KRACKs are in the news. McAfee has already discussed these key reinstallation attacks that affect Wi-Fi setups in two posts:
- “KRACKs Against Wi-Fi Serious But Not End of the World”
- “How KRACK Threatens Wi-Fi’s Security Underpinnings and What It Means for You”
Here are five observations that offer an easy-to-digest summary:
- Don’t panic! Remember this is currently only a vulnerability. We have not yet seen any attempts to exploit it. Attacks may come, but they will be dependent on the difficulty of implementing code along with the hacker community’s requirement that any attacks must be sufficiently successful to give them a return on their “investment.”
- An attack requires the actor to either be in close proximity or use an antenna large enough to both receive your Wi-Fi signals and send Wi-Fi packets to your router. This is a lower risk than remote exploits that can be conducted across the Internet, simultaneously affecting hundreds or thousands of devices.
- Not all wireless devices are equal. Smart TVs, set-top boxes, and other wireless digital streamers are unlikely to be considered high-value targets. For devices containing sensitive data, consider switching to a wired network.

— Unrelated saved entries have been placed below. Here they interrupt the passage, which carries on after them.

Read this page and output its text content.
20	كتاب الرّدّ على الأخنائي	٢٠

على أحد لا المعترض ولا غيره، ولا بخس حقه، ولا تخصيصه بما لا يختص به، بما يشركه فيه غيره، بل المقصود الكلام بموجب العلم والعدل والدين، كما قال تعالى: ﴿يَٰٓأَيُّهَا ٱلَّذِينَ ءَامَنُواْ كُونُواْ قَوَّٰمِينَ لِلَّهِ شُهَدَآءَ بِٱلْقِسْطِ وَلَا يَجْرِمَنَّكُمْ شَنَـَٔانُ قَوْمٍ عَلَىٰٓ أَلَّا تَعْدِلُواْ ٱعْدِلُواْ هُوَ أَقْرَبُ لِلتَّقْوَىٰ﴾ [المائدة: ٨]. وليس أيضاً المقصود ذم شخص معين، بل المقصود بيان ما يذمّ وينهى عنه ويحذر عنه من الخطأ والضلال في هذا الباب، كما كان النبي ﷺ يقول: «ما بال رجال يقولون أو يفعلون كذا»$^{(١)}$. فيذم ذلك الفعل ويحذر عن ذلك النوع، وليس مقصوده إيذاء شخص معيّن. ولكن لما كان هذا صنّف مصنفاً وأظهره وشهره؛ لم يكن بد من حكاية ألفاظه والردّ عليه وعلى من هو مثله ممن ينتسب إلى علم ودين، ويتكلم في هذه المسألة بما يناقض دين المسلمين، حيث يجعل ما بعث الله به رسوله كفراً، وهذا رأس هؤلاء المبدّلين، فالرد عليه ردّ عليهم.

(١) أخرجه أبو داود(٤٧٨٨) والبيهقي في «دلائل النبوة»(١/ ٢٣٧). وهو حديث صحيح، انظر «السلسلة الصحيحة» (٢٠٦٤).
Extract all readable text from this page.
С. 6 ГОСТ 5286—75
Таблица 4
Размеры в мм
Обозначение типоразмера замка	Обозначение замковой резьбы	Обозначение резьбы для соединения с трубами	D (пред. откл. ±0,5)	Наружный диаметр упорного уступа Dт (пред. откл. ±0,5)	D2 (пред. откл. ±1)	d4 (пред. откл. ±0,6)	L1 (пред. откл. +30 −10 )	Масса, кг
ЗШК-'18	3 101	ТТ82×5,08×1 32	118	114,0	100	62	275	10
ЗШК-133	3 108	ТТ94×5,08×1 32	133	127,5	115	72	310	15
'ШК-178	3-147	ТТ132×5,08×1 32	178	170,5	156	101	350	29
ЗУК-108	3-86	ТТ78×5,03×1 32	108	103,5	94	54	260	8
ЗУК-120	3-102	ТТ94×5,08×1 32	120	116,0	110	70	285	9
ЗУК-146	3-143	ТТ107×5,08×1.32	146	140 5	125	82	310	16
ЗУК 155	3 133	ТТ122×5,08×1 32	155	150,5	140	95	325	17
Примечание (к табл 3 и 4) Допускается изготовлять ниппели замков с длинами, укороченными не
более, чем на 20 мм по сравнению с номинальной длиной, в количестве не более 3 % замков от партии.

- Although this potential attack vector does not benefit from weak site passwords or the router’s WPA2 password, a number of alternative vectors do exploit weak or default passwords. That danger has not changed. Your security is only as strong as your weakest link, so think broadly about your security rather than just focusing on the latest issue.
- A consistent security best practice is to keep devices up to date to offer protection against known vulnerabilities. That advice remains true in this case, too. If your vendor releases a fix, apply it.